Vera no tiene mucho que hacer. Su padre pasa los días arreglando la estatua en honor a su difunto abuelo —que los vecinos se encargan de volver a vandalizar a la menor oportunidad— y debatiendo con su abogado los pormenores del caso por el que el pueblo repudia a su familia. Su madre, ingresada en un centro sanatorio, no puede verla. Y en el nuevo instituto tampoco ha hecho muchos amigos; es lo que tiene encerrarse en el baño durante los recreos para enrollarse con un chico al que apenas dirige la palabra.
Cuando acabas de cumplir trece años, tanto tiempo libre significa darle vueltas a la cabeza. Pensar, dudar, cuestionar, imaginar y, en casos extremos, inventar. Porque desde pequeña Vera domina el arte de la mentira catedralicia, y la aparición del misterioso hombre monja difuminará aún más los contornos entre realidad y ficción.
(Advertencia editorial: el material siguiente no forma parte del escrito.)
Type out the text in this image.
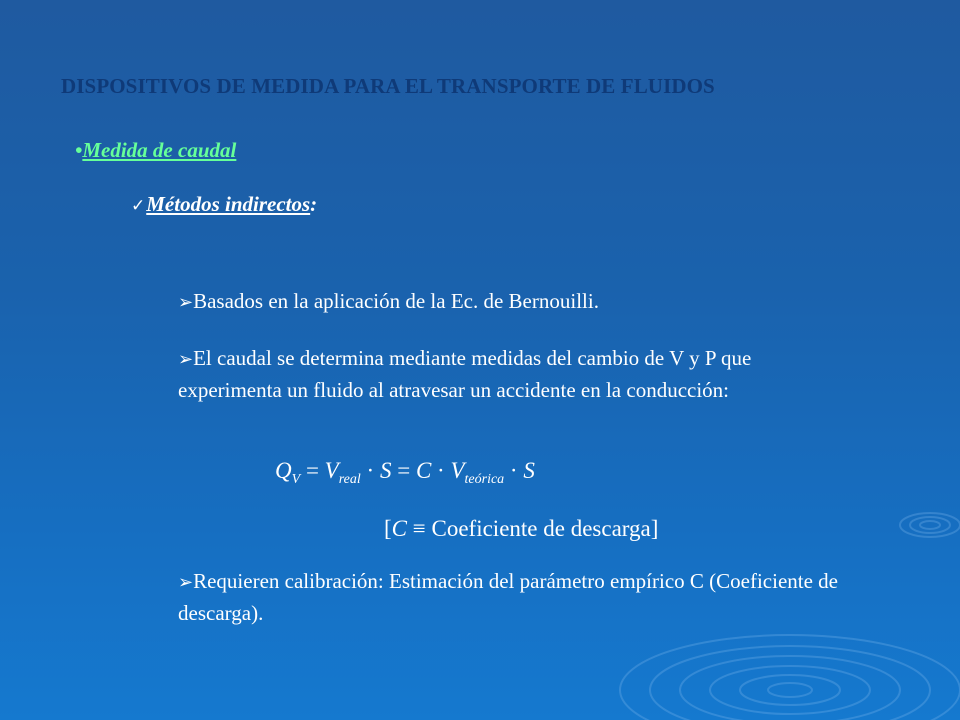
DISPOSITIVOS DE MEDIDA PARA EL TRANSPORTE DE FLUIDOS
•Medida de caudal
✓Métodos indirectos:
➢Basados en la aplicación de la Ec. de Bernouilli.
➢El caudal se determina mediante medidas del cambio de V y P que experimenta un fluido al atravesar un accidente en la conducción:
$Q_V = V_{real} \cdot S = C \cdot V_{teórica} \cdot S$
[C ≡ Coeficiente de descarga]
➢Requieren calibración: Estimación del parámetro empírico C (Coeficiente de descarga).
Julia Viejo siembra un puñado de recursos literarios para cultivar una novela iniciática para nada al uso. Desde la simbología de la naturaleza hasta las metáforas sobre la maduración, la autora convierte la ambientación rural en un ente con vida propia, que acompaña de maravilla la caracterización de la protagonista. Conocemos a Vera en un punto inusual: ella ya ha evolucionado, solo falta que el resto del mundo se dé cuenta.
«Sentí en la espina dorsal un escalofrío de satisfacción al convertirme de pronto en la joven descarriada que siempre había soñado ser».
En su mundo predominan los personajes peculiares: madres absurdas, padres presentes desde un silencio asfixiante, familias piadosas, internos desajustados, hombres con hábito de monja y, entre tanta rareza, almas afines a ella. Esas conexiones inesperadas entre la protagonista y mujeres de lo más variopintas resultan cautivadoras y transmiten una sensación de calma inesperada, que contrasta con la tensión dormida predominante durante todo el relato.
Mala estrella también tiene un punto de humor y muchas dosis de ironía. No en vano, a la narradora «se la suda» lo que piensen de ella. ¿Y quién no va a identificarse con una adulta perdida en el cuerpo de una niña, que no comprende los misterios de la vida?